7.1. Anche tale assunto è infondato.
Ai fini della verifica della giurisdizione deve tenersi conto della domanda. Nella specie, come già rilevato (vedi paragrafo 5.1.), con la citazione davanti al Tribunale di Sanremo gli attori hanno proposto una domanda volta a conseguire iure proprio il risarcimento dei danni da responsabilità extracontrattuale da loro direttamente sofferti, in difetto di qualsiasi relazione diretta con il danneggiante, riconducibile in astratto nella sfera di applicazione dell’art. 5, n. 3, della Convenzione relativo alla materia dei delitti o quasi-delitti. Non può quindi applicarsi l’art. 5, n. 1, concernente la materia contrattuale, che postula la libera assunzione di un obbligo (eventualmente ipotizzabile solo nei confronti del soggetto trasportato).
9. Affermano, infine, i ricorrenti che sarebbe ravvisabile la giurisdizione italiana in conseguenza della chiamata in garanzia della compagnia di assicurazione da parte dei convenuti davanti al Tribunale di Sanremo, in quanto implicante la libera scelta della giurisdizione italiana quale foro dell’azione di garanzia, operando, a flusso invertito, la attrazione per connessione di cui all’art. 6, n. 2, della Convenzione di Bruxelles.
9.1. Anche tale affermazione è infondata.
L’assunto, ove lo si intenda incentrato sulla prospettazione della accettazione tacita della giurisdizione, ex art. 4, comma 1, della legge n. 218 del 1995, va disatteso, poiché i convenuti hanno
tempestivamente eccepito il difetto di giurisdizione e solo in via subordinata hanno svolto la chiamata in garanzia dell’assicuratore. Ma neppure sussistono le condizioni per l’applicazione dell’art. 6, n. 2, della Convenzione, secondo cui il convenuto può essere inoltre citato, “qualora si tratti di un’azione di garanzia o di una chiamata di un terzo nel processo, davanti al giudice presso il quale è stata proposta la domanda principale, sempreché quest’ultima non sia stata proposta per distogliere il convenuto dal giudice naturale del medesimo”.
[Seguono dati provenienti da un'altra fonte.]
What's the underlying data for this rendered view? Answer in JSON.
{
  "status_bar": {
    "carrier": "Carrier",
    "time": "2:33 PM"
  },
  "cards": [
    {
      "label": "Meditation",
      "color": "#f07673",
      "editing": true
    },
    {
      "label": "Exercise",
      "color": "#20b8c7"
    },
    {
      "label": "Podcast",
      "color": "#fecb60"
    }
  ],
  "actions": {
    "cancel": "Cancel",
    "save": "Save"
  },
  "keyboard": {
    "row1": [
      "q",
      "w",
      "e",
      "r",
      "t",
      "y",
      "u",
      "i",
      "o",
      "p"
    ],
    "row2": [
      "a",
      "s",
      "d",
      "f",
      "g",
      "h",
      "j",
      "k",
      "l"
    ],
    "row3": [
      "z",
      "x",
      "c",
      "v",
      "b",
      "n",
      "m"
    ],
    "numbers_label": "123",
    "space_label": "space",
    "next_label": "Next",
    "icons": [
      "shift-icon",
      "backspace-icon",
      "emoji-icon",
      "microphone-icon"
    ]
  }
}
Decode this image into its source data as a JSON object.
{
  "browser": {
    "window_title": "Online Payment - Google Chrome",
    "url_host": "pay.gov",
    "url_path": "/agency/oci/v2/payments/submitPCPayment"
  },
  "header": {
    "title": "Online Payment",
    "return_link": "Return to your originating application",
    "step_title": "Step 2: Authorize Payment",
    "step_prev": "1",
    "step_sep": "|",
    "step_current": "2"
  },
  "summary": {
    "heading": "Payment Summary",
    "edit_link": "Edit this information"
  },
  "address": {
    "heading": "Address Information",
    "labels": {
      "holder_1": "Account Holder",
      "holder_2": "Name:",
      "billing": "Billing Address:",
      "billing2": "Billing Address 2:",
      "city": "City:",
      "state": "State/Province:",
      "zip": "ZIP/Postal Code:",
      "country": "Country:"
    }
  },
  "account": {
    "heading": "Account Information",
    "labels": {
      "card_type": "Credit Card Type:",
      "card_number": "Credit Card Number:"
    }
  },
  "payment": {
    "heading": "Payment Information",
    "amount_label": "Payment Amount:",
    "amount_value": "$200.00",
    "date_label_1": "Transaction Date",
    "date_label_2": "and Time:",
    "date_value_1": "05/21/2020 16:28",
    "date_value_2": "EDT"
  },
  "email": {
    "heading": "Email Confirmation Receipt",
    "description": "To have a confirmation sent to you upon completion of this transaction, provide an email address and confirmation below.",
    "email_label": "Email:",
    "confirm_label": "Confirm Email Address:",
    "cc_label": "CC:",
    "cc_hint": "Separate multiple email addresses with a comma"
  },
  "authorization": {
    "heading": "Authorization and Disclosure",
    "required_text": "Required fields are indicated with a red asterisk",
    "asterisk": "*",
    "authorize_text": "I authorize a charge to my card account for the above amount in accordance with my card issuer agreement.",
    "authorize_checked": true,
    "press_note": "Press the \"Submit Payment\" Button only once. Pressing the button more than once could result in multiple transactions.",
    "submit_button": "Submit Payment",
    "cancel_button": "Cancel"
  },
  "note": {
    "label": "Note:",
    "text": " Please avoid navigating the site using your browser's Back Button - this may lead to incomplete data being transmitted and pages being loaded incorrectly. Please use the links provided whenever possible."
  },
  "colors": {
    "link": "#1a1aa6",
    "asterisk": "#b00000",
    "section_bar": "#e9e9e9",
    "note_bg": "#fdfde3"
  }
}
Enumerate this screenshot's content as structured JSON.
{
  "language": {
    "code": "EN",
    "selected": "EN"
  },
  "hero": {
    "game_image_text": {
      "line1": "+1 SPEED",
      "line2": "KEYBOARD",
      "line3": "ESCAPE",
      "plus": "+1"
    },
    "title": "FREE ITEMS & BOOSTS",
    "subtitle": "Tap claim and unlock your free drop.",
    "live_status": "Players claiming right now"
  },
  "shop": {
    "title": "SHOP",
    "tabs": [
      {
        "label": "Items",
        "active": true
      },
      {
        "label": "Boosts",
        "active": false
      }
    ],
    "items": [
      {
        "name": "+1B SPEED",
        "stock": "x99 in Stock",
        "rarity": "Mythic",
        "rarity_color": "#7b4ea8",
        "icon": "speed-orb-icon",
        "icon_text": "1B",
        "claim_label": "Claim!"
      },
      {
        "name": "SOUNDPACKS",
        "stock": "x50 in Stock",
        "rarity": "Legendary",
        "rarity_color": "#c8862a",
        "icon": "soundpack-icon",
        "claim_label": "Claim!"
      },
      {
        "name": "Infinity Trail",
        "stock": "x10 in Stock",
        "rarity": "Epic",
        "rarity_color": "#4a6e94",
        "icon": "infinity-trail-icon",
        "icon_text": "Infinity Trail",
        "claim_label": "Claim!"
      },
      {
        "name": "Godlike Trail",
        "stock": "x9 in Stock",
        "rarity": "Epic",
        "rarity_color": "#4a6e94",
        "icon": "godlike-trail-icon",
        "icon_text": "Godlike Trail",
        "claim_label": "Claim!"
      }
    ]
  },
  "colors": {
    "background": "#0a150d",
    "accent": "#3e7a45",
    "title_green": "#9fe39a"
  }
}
La norma in esame consente l’attrazione, per ragioni di connessione, presso il foro della domanda principale, della domanda di garanzia, e non viceversa, come ipotizzato dai ricorrenti. E, comunque, l’attrazione (nei riguardi del terzo chiamato in garanzia) non opera qualora la domanda principale, come è avvenuto nella specie, sia proposta davanti ad un foro diverso da quello del domicilio del convenuto, in assenza dei presupposti per l’applicabilità delle regole speciali di competenza, in tal modo distogliendo il convenuto dal suo giudice naturale.
10. Sussistono giusti motivi per compensare tra le parti le spese dell’intero giudizio.
P.Q.M.
La Corte dichiara il difetto di giurisdizione del giudice italiano. Compensa tra le parti le spese dell’intero giudizio. Così deciso in Roma, il 17 ottobre 2002.